Ochimo: The Spirit Warrior is an adventure module published in 1987 for the Advanced Dungeons & Dragons fantasy role-playing game.

Plot summary
Ochimo the Spirit Warrior is an adventure scenario for the original Oriental Adventures in which the player characters travel to Akari Island to fight against the spirit of a warrior from ancient times.
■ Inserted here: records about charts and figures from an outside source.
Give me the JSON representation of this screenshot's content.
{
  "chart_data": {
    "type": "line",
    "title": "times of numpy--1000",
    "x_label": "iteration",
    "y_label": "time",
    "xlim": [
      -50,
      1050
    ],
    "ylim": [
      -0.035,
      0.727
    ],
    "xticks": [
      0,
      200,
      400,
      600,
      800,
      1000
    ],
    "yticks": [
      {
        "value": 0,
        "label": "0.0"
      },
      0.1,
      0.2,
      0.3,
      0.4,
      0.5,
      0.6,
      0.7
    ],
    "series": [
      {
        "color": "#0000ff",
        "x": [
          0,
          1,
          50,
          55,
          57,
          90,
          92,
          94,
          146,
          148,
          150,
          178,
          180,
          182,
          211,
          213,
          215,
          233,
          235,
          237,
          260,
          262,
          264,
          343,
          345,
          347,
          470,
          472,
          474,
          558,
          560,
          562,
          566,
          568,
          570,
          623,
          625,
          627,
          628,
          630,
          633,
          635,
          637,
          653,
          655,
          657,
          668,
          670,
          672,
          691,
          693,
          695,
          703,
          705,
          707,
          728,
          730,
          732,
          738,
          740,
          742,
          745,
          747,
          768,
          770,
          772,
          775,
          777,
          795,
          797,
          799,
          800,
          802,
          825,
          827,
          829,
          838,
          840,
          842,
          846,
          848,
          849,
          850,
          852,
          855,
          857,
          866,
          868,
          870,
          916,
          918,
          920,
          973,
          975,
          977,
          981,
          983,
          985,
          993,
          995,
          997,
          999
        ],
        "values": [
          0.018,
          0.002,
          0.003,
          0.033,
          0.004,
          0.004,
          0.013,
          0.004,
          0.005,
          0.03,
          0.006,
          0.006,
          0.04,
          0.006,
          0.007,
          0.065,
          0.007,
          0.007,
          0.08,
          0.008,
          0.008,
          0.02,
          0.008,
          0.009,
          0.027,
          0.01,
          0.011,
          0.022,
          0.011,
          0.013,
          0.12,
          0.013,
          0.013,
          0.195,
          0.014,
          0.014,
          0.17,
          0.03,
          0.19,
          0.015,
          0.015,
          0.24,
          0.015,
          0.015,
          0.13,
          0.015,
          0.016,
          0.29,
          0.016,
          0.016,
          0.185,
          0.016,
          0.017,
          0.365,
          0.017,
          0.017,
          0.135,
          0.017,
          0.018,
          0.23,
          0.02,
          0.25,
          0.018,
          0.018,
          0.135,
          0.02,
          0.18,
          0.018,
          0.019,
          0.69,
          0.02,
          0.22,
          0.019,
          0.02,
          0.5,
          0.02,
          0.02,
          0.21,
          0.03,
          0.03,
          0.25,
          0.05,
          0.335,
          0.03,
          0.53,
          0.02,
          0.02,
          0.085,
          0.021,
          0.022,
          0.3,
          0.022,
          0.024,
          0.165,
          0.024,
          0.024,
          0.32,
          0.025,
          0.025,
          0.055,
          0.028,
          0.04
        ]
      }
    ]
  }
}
Ochimo, the Spirit Warrior includes a timeline for an important portion of the world presented in Oriental Adventures, and features a scenario set on an island that presents aspects of the culture of the mainland.

Publication history
OA3 Ochimo the Spirit Warrior was written by Jeff Grubb, with a cover by Jeff Easley and interior illustrations by Jim Holloway, and was published by TSR in 1987 as a 48-page booklet with an outer folder.

Reception
Michael Mullen reviewed the adventure in Space Gamer/Fantasy Gamer No. 81, and concluded that "Ochimo, the Spirit Warrior serves as a moderate introduction to the more Chinese elements of the world" while providing a background timeline for the major civilization of the mainland.  He noted that while the adventure is intended to be used for characters of level 5-7, with seven pre-rolled characters included, "you may find that the players should bring characters towards the upper end of that scale, or maybe even levels 7-9.  The players face some major opposition, and well played, there should be few characters left standing at the end of the adventure."